Mathematical modeling of chemical processes
Chemical reaction models transform physical knowledge into a mathematical formulation that can be utilized in computational simulation of practical problems in chemical engineering. Computer simulation provides the flexibility to study chemical processes under a wide range of conditions. Modeling of a chemical reaction involves solving conservation equations describing convection, diffusion, and reaction source for each component species.

== Species transport equation ==

 $\frac{\partial (\rho Y _i)}{\partial t} + \nabla \cdot ( \rho \vec v Y _i) = - \nabla \cdot \vec J _i + R _i$

R_{i} is the net rate of production of species i by chemical reaction and S_{i} is the rate of creation by addition from the dispersed phase and the user defined source. J_{i} is the diffusion flux of species i, which arises due to concentration gradients and differs in both laminar and turbulent flows. In turbulent flows, computational fluid dynamics also considers the effects of turbulent diffusivity. The net source of chemical species i due to reaction, R_{i} which appeared as the source term in the species transport equation is computed as the sum of the reaction sources over the N_{R} reactions among the species.

== Reaction models ==
These reaction rates R can be calculated by following models:

1. Laminar finite rate model
2. Eddy dissipation model
3. Eddy dissipation concept

=== Laminar finite rate model ===
The laminar finite rate model computes the chemical source terms using the Arrhenius expressions and ignores turbulence fluctuations. This model provides with the exact solution for laminar flames but gives inaccurate solution for turbulent flames, in which turbulence highly affects the chemistry reaction rates, due to highly non-linear Arrhenius chemical kinetics. However this model may be accurate for combustion with small turbulence fluctuations, for example supersonic flames.

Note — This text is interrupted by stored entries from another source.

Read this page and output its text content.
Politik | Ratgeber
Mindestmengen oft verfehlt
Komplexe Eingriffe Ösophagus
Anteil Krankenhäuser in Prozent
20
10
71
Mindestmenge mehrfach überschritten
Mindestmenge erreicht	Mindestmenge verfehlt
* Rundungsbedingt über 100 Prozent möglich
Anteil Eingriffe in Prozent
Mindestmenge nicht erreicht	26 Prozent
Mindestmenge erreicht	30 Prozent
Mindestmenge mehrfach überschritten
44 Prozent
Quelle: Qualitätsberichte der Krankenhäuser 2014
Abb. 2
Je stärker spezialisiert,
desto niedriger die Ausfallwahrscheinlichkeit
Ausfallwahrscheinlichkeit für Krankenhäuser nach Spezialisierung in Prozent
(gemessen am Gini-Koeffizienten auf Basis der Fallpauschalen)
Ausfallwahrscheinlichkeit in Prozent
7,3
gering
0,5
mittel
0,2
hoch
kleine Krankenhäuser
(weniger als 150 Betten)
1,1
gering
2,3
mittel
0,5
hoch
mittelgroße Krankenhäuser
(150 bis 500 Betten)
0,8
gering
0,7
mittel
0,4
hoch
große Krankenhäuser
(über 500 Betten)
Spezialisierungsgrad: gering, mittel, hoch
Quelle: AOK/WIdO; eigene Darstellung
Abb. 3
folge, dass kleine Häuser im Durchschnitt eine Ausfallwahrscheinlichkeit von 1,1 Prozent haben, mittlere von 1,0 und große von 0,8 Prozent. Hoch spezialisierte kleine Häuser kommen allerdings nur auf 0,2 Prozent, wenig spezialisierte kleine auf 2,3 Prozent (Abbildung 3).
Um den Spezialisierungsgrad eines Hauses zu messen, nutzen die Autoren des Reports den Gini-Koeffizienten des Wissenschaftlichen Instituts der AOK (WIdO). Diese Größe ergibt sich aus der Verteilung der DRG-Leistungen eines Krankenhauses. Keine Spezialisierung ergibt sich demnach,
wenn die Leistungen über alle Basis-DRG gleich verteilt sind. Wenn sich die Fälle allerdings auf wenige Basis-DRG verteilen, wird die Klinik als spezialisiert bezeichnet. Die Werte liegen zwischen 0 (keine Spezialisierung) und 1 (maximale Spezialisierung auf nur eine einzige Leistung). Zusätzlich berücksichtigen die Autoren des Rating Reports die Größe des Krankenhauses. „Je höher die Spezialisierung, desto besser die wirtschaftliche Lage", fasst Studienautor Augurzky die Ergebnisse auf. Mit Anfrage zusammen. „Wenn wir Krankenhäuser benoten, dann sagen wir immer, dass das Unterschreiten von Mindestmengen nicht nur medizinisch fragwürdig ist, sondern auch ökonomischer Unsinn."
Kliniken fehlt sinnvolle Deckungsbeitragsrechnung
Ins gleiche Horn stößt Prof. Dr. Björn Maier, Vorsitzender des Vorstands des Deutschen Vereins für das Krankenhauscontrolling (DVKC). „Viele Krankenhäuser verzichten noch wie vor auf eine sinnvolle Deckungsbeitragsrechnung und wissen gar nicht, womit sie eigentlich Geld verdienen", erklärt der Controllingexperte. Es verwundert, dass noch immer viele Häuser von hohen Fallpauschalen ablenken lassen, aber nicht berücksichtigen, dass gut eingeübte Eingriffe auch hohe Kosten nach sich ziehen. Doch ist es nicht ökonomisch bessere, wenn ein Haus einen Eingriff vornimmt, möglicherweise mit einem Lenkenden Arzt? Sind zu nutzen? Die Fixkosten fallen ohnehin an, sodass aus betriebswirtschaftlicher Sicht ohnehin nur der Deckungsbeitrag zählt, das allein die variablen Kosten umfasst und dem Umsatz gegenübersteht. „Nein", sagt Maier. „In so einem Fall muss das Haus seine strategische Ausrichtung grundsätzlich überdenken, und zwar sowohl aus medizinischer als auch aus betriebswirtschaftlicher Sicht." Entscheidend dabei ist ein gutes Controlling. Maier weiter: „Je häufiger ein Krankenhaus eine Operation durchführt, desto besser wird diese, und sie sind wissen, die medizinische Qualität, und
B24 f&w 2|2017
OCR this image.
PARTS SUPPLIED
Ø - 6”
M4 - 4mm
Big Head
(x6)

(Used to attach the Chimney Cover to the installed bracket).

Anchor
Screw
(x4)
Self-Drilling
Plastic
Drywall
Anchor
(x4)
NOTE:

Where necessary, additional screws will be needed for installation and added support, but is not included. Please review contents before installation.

=== Eddy dissipation model ===
The eddy dissipation model or the Magnussen model, based on the work of Magnussen and Hjertager, is a turbulent-chemistry reaction model. Most fuels are fast burning and the overall rate of reaction is controlled by turbulence mixing. In the non-premixed flames, turbulence slowly mixes the fuel and oxidizer into the reaction zones where they burn quickly. In premixed flames the turbulence slowly mixes cold reactants and hot products into the reaction zones where reaction occurs rapidly. In such cases the combustion is said to be mixing-limited, and the complex and often unknown chemical kinetics can be safely neglected. In this model, the chemical reaction is governed by large eddy mixing time scale. Combustion initiates whenever there is turbulence present in the flow. It does not need an ignition source to initiate the combustion. This type of model is valid for the non-premixed combustion, but for the premixed flames the reactant is assumed to burn at the moment it enters the computation model, which is a shortcoming of this model as in practice the reactant needs some time to get to the ignition temperature to initiate the combustion.

=== Eddy dissipation concept ===
The eddy dissipation concept (EDC) model is an extension of the eddy dissipation model to include detailed chemical mechanism in turbulent flows. The EDC model attempts to incorporate the significance of fine structures in a turbulent reacting flow in which combustion is important. EDC has been proven efficient without the need for changing the constants for a great variety of premixed and diffusion controlled combustion problems, both where the chemical kinetics is faster than the overall fine structure mixing as well as in cases where the chemical kinetics has a dominating influence.